The second revisitation of his own material was always going to find favour with Yer Judge. Sometimes In This Life Are Beautiful first appeared on 1987's Life By Misadventure and was one of the first of Steve's songs I came instantly to love. So much so that I have - with a gratifying lack of anything remotely resembling a sense of shame - used the title as the strapline of the main Raves page. Here the whole trio plays its full part, with Stuart Gordon's strings, Warmington's mouth harp and vocal backing from both of them leading to a most pleasing reworking.

We then have another reach back into Steve's past repertoire, with one of those songs which get mistaken for the cumulative product of the tradition. Rocky Road was written for Fairport Convention (not the only one of his songs which those legends have purloined and made their own).
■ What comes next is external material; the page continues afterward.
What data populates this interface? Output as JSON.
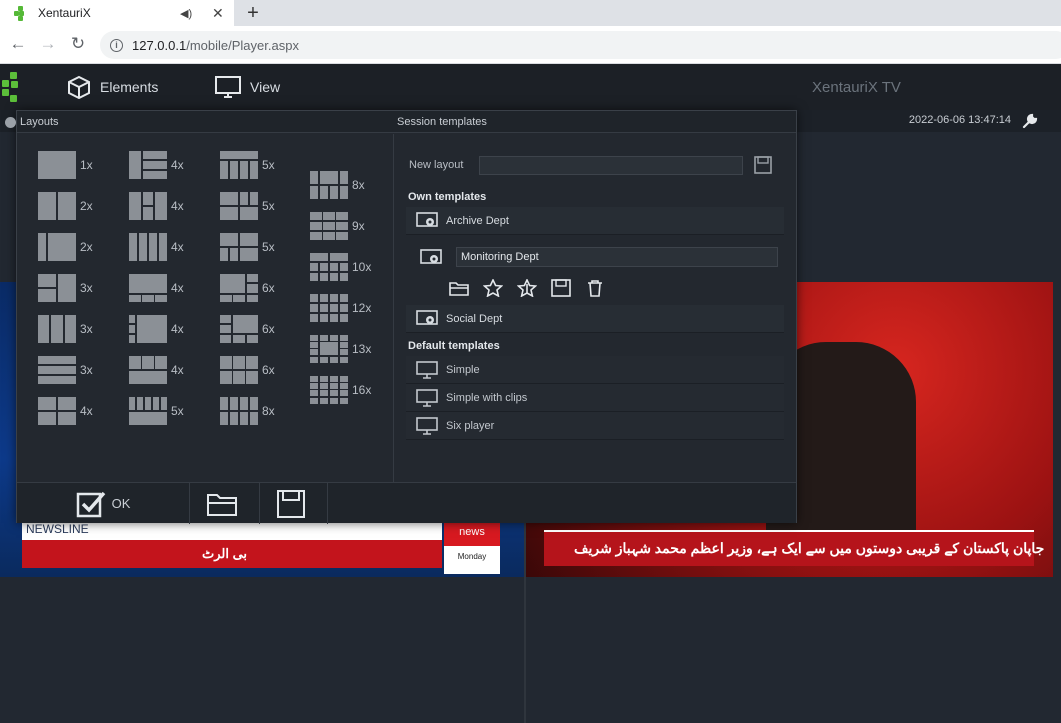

Here Steve borrows it back and it is delivered with a jaunty solidity.

It's back to 'trad. arr.' for Martin Said To His Man, the lyrics a sort of spoofing contest between post-mediaeval drunks put over in a style redolent of the minstrel and madrigal tradition. The coda of this track is a rendition of Ronald Binge's gorgeous Elizabethan Serenade, a tune well remembered from listening to the BBC Light Programme in the sixties.

The album takes a different line in the next track, Jimmy's Train (see what I did there?), in which the Trio link together two pieces composed by legendary jazzman Jimmy Giuffre, Train And The River and parts of the Crawdad Suite. The piece provides not just an obvious opportunity for Keith Warmington to 'blow that thing' and for some sweet violin lines from Gordon, but also a showcase for Steve Tilston's own guitar virtuosity.

We get modern in another sense with Jam Tomorrow, a commentary on the way in which young people in these times of ideologically-imposed 'austerity' are being short-changed and shafted. The song is obviously heartfelt - Tilston probably looking with concern upon the world in which his grandchildren are having to grow up - but to me at least, it lacks the force and sharpness of Nottamun Town Return from The Reckoning. Something is salvaged by the addition of the tune of a certain song about river activities which will be familiar to members of the current régime (I'm trying to not spoil the joke here, that's why I'm being oblique; just buy the album and find out, won't you?).

In the five-disc Reaching Back set, Steve was heard doing a wide variety of cover versions of classics and standards. That theme is returned to here in a stylish vignette of Irving Berlin's Let's Face The Music And Dance, which he learned to play to perform - slightly incongruously, perhaps - at his daughter Sophie's wedding (Sophie, incidentally, provides the painting which forms the front cover of the album).

Keith Warmington does not, it seems, write many songs ("about one...every five years"), but one is included as the penultimate track. Sentimental is a blues-tinged number in which the singer laments the loss of love and what it has done to him: "You left me here sitting on the bed singing love songs to myself".

Happenstance concludes with a Stuart Gordon instrumental, Little Norris, named in tribute to the Devon farmhouse where much of the album was recorded. It's a jolly tune in the best English style and provides a lively conclusion.

So, to sum up: is it a good album? Yes, of course it is. Is it Steve Tilston's best album? No, because Ziggurat would - if you'll pardon the phrase - take some topping. But the playing from all three members of the Trio is proficient and is lively and sensitive in turns; Steve is in better voice than was the case on parts of The Reckoning (and in any case, he can be excused the wear and tear of forty-five years' performing); the material is well chosen; and the production is clean and unfussy throughout.